You should consider the following when you evaluate this problem:
The overall system may be oversubscribed. Consider that other processes on the system may be preempting your threads. When you pause over a preemption segment in the threads view, a tooltip will identify the thread and the process that preempted the thread. This process is not necessarily the one that executed during the whole time that your process was preempted, but it provides a hint about what created the preemption pressure against your process.
Evaluate how your process determines the appropriate number of threads for execution during this phase of work.
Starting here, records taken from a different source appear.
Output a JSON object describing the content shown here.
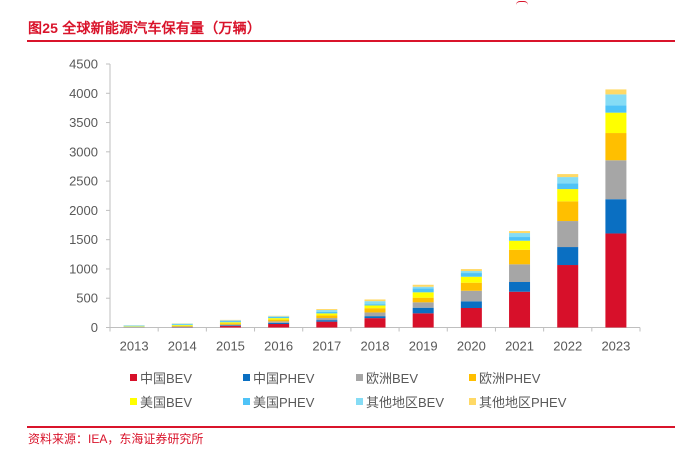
{
  "header": {
    "title": "图25  全球新能源汽车保有量（万辆）"
  },
  "footer": {
    "source": "资料来源：IEA，东海证券研究所"
  },
  "chart_data": {
    "type": "bar",
    "stacked": true,
    "title": "全球新能源汽车保有量（万辆）",
    "xlabel": "",
    "ylabel": "",
    "ylim": [
      0,
      4500
    ],
    "yticks": [
      0,
      500,
      1000,
      1500,
      2000,
      2500,
      3000,
      3500,
      4000,
      4500
    ],
    "grid": false,
    "legend_position": "bottom",
    "categories": [
      "2013",
      "2014",
      "2015",
      "2016",
      "2017",
      "2018",
      "2019",
      "2020",
      "2021",
      "2022",
      "2023"
    ],
    "series": [
      {
        "name": "中国BEV",
        "color": "#d7102a",
        "values": [
          2,
          5,
          25,
          60,
          100,
          160,
          242,
          333,
          611,
          1067,
          1606
        ]
      },
      {
        "name": "中国PHEV",
        "color": "#0a6fc2",
        "values": [
          1,
          3,
          10,
          20,
          26,
          34,
          96,
          114,
          166,
          307,
          585
        ]
      },
      {
        "name": "欧洲BEV",
        "color": "#a6a6a6",
        "values": [
          5,
          8,
          15,
          25,
          35,
          63,
          92,
          181,
          302,
          444,
          665
        ]
      },
      {
        "name": "欧洲PHEV",
        "color": "#ffbf00",
        "values": [
          4,
          10,
          20,
          30,
          45,
          73,
          79,
          137,
          249,
          336,
          465
        ]
      },
      {
        "name": "美国BEV",
        "color": "#ffff00",
        "values": [
          8,
          15,
          20,
          25,
          35,
          46,
          92,
          102,
          154,
          210,
          348
        ]
      },
      {
        "name": "美国PHEV",
        "color": "#4fc3f7",
        "values": [
          10,
          15,
          20,
          20,
          25,
          23,
          68,
          63,
          63,
          97,
          124
        ]
      },
      {
        "name": "其他地区BEV",
        "color": "#85dcf5",
        "values": [
          8,
          10,
          12,
          12,
          32,
          51,
          27,
          34,
          68,
          108,
          188
        ]
      },
      {
        "name": "其他地区PHEV",
        "color": "#ffd966",
        "values": [
          2,
          4,
          8,
          8,
          17,
          29,
          34,
          34,
          34,
          51,
          85
        ]
      }
    ]
  }
}
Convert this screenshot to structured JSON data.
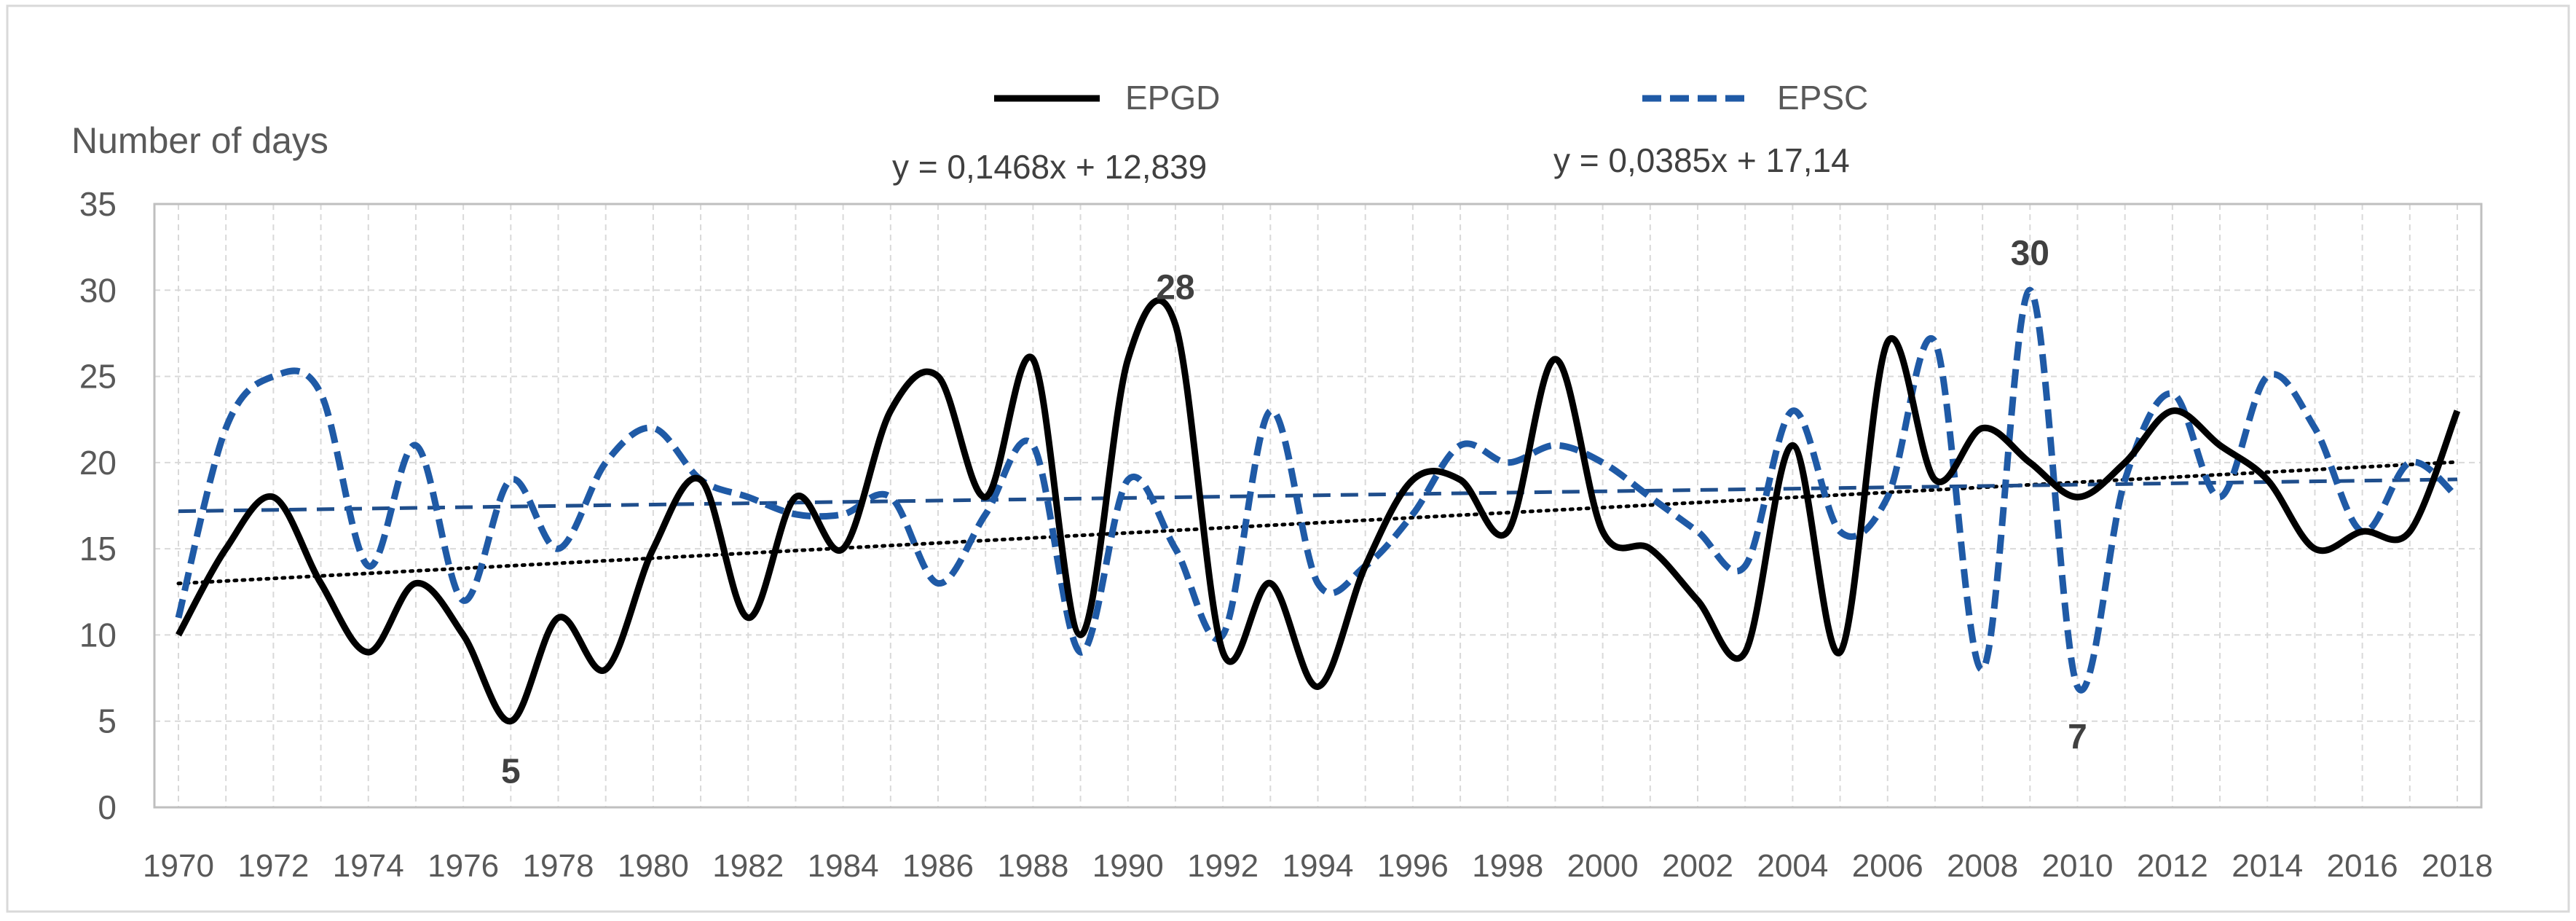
{
  "chart_data": {
    "type": "line",
    "title": "",
    "ylabel": "Number of days",
    "xlabel": "",
    "ylim": [
      0,
      35
    ],
    "yticks": [
      "0",
      "5",
      "10",
      "15",
      "20",
      "25",
      "30",
      "35"
    ],
    "xlim": [
      1970,
      2018
    ],
    "xtick_labels": [
      "1970",
      "1972",
      "1974",
      "1976",
      "1978",
      "1980",
      "1982",
      "1984",
      "1986",
      "1988",
      "1990",
      "1992",
      "1994",
      "1996",
      "1998",
      "2000",
      "2002",
      "2004",
      "2006",
      "2008",
      "2010",
      "2012",
      "2014",
      "2016",
      "2018"
    ],
    "grid": true,
    "legend_position": "top",
    "x": [
      1970,
      1971,
      1972,
      1973,
      1974,
      1975,
      1976,
      1977,
      1978,
      1979,
      1980,
      1981,
      1982,
      1983,
      1984,
      1985,
      1986,
      1987,
      1988,
      1989,
      1990,
      1991,
      1992,
      1993,
      1994,
      1995,
      1996,
      1997,
      1998,
      1999,
      2000,
      2001,
      2002,
      2003,
      2004,
      2005,
      2006,
      2007,
      2008,
      2009,
      2010,
      2011,
      2012,
      2013,
      2014,
      2015,
      2016,
      2017,
      2018
    ],
    "series": [
      {
        "name": "EPGD",
        "color": "#000000",
        "style": "solid",
        "values": [
          10,
          15,
          18,
          13,
          9,
          13,
          10,
          5,
          11,
          8,
          15,
          19,
          11,
          18,
          15,
          23,
          25,
          18,
          26,
          10,
          26,
          28,
          9,
          13,
          7,
          14,
          19,
          19,
          16,
          26,
          16,
          15,
          12,
          9,
          21,
          9,
          27,
          19,
          22,
          20,
          18,
          20,
          23,
          21,
          19,
          15,
          16,
          16,
          23
        ],
        "trendline": {
          "equation": "y = 0,1468x + 12,839",
          "slope": 0.1468,
          "intercept": 12.839,
          "style": "dotted",
          "color": "#000000"
        }
      },
      {
        "name": "EPSC",
        "color": "#1f5aa6",
        "style": "dashed",
        "values": [
          11,
          22,
          25,
          24,
          14,
          21,
          12,
          19,
          15,
          20,
          22,
          19,
          18,
          17,
          17,
          18,
          13,
          17,
          21,
          9,
          19,
          15,
          10,
          23,
          13,
          14,
          17,
          21,
          20,
          21,
          20,
          18,
          16,
          14,
          23,
          16,
          18,
          27,
          8,
          30,
          7,
          19,
          24,
          18,
          25,
          22,
          16,
          20,
          18
        ],
        "trendline": {
          "equation": "y = 0,0385x + 17,14",
          "slope": 0.0385,
          "intercept": 17.14,
          "style": "long-dashed",
          "color": "#1f4e8c"
        }
      }
    ],
    "annotations": [
      {
        "text": "5",
        "x": 1977,
        "y": 5,
        "position": "below"
      },
      {
        "text": "28",
        "x": 1991,
        "y": 28,
        "position": "above"
      },
      {
        "text": "30",
        "x": 2009,
        "y": 30,
        "position": "above"
      },
      {
        "text": "7",
        "x": 2010,
        "y": 7,
        "position": "below"
      }
    ]
  }
}
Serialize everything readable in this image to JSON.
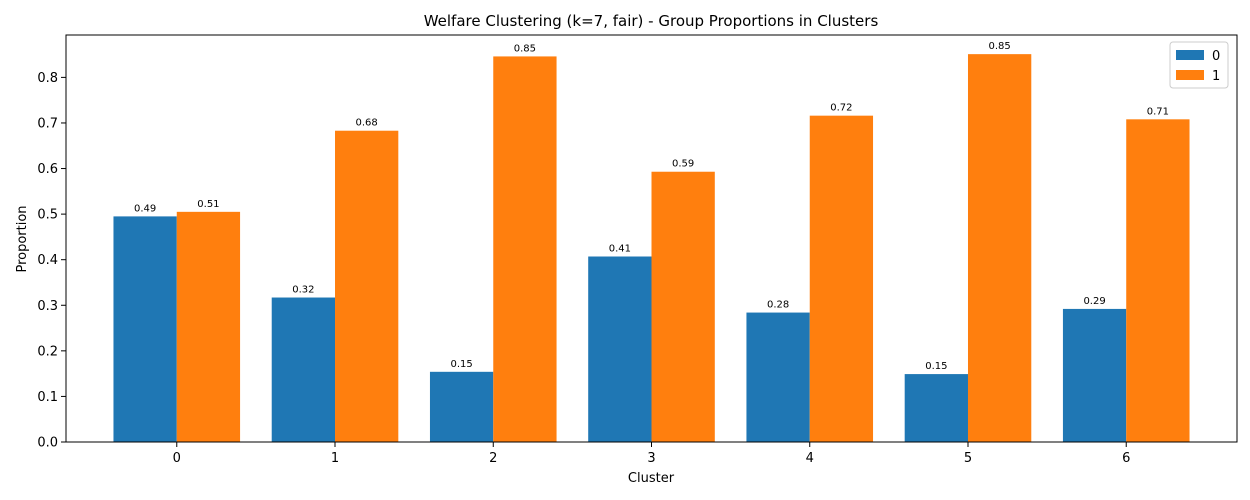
{
  "chart_data": {
    "type": "bar",
    "title": "Welfare Clustering (k=7, fair) - Group Proportions in Clusters",
    "xlabel": "Cluster",
    "ylabel": "Proportion",
    "categories": [
      "0",
      "1",
      "2",
      "3",
      "4",
      "5",
      "6"
    ],
    "series": [
      {
        "name": "0",
        "color": "#1f77b4",
        "values": [
          0.495,
          0.317,
          0.154,
          0.407,
          0.284,
          0.149,
          0.292
        ],
        "labels": [
          "0.49",
          "0.32",
          "0.15",
          "0.41",
          "0.28",
          "0.15",
          "0.29"
        ]
      },
      {
        "name": "1",
        "color": "#ff7f0e",
        "values": [
          0.505,
          0.683,
          0.846,
          0.593,
          0.716,
          0.851,
          0.708
        ],
        "labels": [
          "0.51",
          "0.68",
          "0.85",
          "0.59",
          "0.72",
          "0.85",
          "0.71"
        ]
      }
    ],
    "ylim": [
      0,
      0.893
    ],
    "yticks": [
      "0.0",
      "0.1",
      "0.2",
      "0.3",
      "0.4",
      "0.5",
      "0.6",
      "0.7",
      "0.8"
    ],
    "grid": false,
    "legend_position": "top-right"
  }
}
If your process directly calculates the number of active parallel threads, consider modifying that algorithm to better account for the number of available logical cores on the system. If you use the Concurrency Runtime, the Task Parallel Library, or PLINQ, these libraries perform the work of calculating the number of threads.
Overuse or misuse of I/O is a common cause of inefficiencies in applications. Consider the previous illustration. The Visible Timeline Profile shows that 42 percent of the visible thread time is consumed by I/O. The timeline shows large amounts of I/O, which indicates that the profiled application is frequently blocked by I/O. To see details about the kinds of I/O and where your program is blocked, zoom into problematic regions, examine the Visible Timeline Profile, and then click a specific I/O block to see current call stacks.
Lock convoys occur when the application acquires locks in a first-come, first-served order, and when the arrival rate at the lock is higher than the acquisition rate. The combination of these two conditions causes requests for the lock to start backing up. One way to combat this problem is to use "unfair" locks, or locks that give access to the first thread to find them in unlocked states. The previous illustration shows this convoy behavior. To solve the problem, try reducing contention for the synchronization objects and try using unfair locks.